September — 14,000 cases are reported at a U.S. Army training camp near Boston. October — hundreds of thousands of Americans contract the virus, resulting in 195,000 deaths in that month alone. The disease spread from the Boston down the eastern seaboard, striking Washington D.C., Atlanta, and other cities. In Atlanta, the city temporarily shut down all activities to stop the spread of the virus. After 2,000 cases were reported in early October, all churches, schools, and theaters were closed for the entire month. “Public Gathering Places Closed by City Council for Two Months,” the headline of the Atlanta Constitution read on October 8, 1918.
The terrifying numbers tell only half of the story. The true details can be seen in the personal narratives of survivors of the event, many of whom were children when they witnessed the epidemic’s outbreak.
In a 2006 interview with NBC, William H. Sardo Jr. recalled the events from when he was a boy. “There was a feeling that they couldn’t turn to God, other than in prayer. They liked the feeling of going to church, and they were forbidden.” Sardo, 94, was six years old when the influenza hit. “They disappeared from the face of the earth,” he said.
In February of 1919, the disease began to disappear with the same mysteriousness as it appeared. It left a trail of death, despair, and confusion in its wake, lowering life expectancy in the United States by 12 years. There is speculation that it also may have influenced the 1919 Treaty of Versailles — it is rumored that President Woodrow Wilson, who collapsed during the meetings, had earlier contracted the disease.

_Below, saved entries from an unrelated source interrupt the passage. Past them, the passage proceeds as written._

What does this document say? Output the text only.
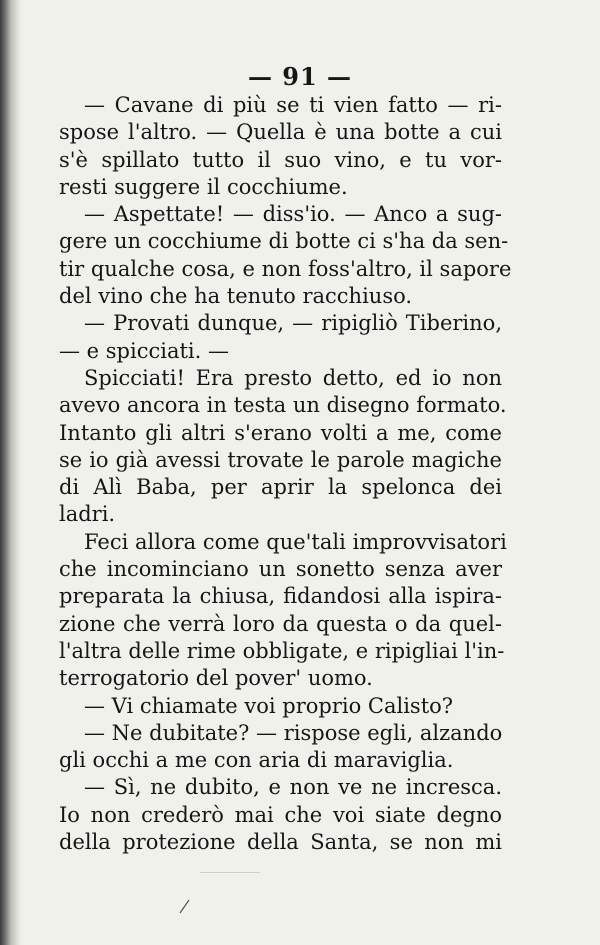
— 91 —
— Cavane di più se ti vien fatto — ri-
spose l'altro. — Quella è una botte a cui
s'è spillato tutto il suo vino, e tu vor-
resti suggere il cocchiume.
— Aspettate! — diss'io. — Anco a sug-
gere un cocchiume di botte ci s'ha da sen-
tir qualche cosa, e non foss'altro, il sapore
del vino che ha tenuto racchiuso.
— Provati dunque, — ripigliò Tiberino,
— e spicciati. —
Spicciati! Era presto detto, ed io non
avevo ancora in testa un disegno formato.
Intanto gli altri s'erano volti a me, come
se io già avessi trovate le parole magiche
di Alì Baba, per aprir la spelonca dei
ladri.
Feci allora come que'tali improvvisatori
che incominciano un sonetto senza aver
preparata la chiusa, fidandosi alla ispira-
zione che verrà loro da questa o da quel-
l'altra delle rime obbligate, e ripigliai l'in-
terrogatorio del pover' uomo.
— Vi chiamate voi proprio Calisto?
— Ne dubitate? — rispose egli, alzando
gli occhi a me con aria di maraviglia.
— Sì, ne dubito, e non ve ne incresca.
Io non crederò mai che voi siate degno
della protezione della Santa, se non mi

When looking at the influenza epidemic from a historical viewpoint, it is difficult to find any silver lining in the horrific disease of 1918–1919. Perhaps, as with many events in our country’s history, it is another reminder of the strength of this nation. Americans have always found a way to reconcile the past with the future, darkness with the hope of better days still ahead. The men and women who survived the terrible disease chose not to dwell on the past. They chose to move on, to start families, and to hope in a nation after war. They were the mothers and fathers of our Greatest Generation, the Americans who overcame the test of World War II.
It makes our troubles pale in comparison, doesn’t it?